To understand the function of the railway bridge as part of the greenway, it is necessary to understand whether species using the bridge are representative for the wider species pool of the region or represent a subset of this pool characterized by certain traits or habitat preferences. In our case study, spider species captured on the bridge did not differ in body size and stratum use from the overall species pool of the urban area of Basel. A body size distribution in line with that of the species pool indicates that the bridge is suitable for dispersal for spiders of all sizes. Furthermore, the scale of interstices in the gravel bed may not limit use for spiders because of a reduced amount of fine-grained substrate. In contrast to our expectation, we also found arboreal species on the bridge. Like other invertebrate species, which are typically found in habitats very dissimilar to the open and exposed gravel bed on the bridge, these species were likely dispersing. However, as numbers for these species were low they may also have arrived on the bridge by chance. This highlights the function of the bridge as an important element of a corridor network of linear structures connecting green spaces throughout the urban area.
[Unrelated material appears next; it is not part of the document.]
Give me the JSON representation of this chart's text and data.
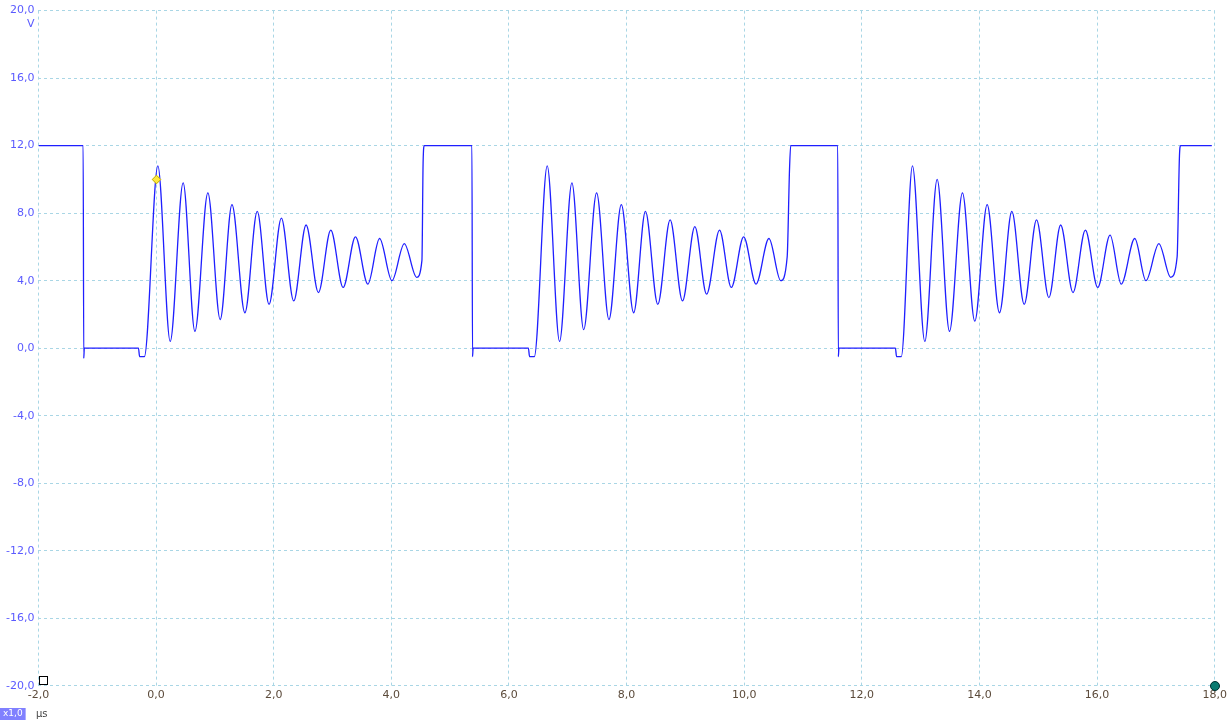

Beside a proven dispersal function for vertebrates, we provided evidence for a species-rich invertebrate community in the gravel bed on this set-aside iron-steel railway bridge. It should be noted that in the decade prior to our investigation period the railway bridge was primarily used for irregular goods transports rather than regular passenger traffic. In this respect the railway line investigated may resemble many industrial railway lines. By contrast, information on invertebrate communities in the gravel bed of heavily used tracks is not known. Planned traffic blockages for rail maintenance may allow studying some aspects of gravel-inhabiting invertebrate communities. Newly abandoned railway lines may also provide research opportunities.
Why is the case of our bridge relevant beyond Basel? First, we show the reuse value of set-aside transportation infrastructure for biodiversity. This is of particular importance because of limited budgets for urban greenways. This approach may appeal to transportation managers and politicians alike because of its potential reversibility, allowing flexibility in face of changing demands. Currently, the railway bridge investigated in Basel is still set aside, functioning as a dispersal corridor. Second, the fact that most animals were captured during the night opens an opportunity for biodiversity management of little-used cargo tracks. If industrial railway tracks are exclusively used during the day, individuals of many taxonomic groups would be able to disperse during the night. Such changes in usage may be more easily and faster achievable than the augmentation of existing infrastructure or the construction of new green bridges, and may improve connectivity of urban habitats. Thus, even minor management changes could enhance the connectivity function of greenways.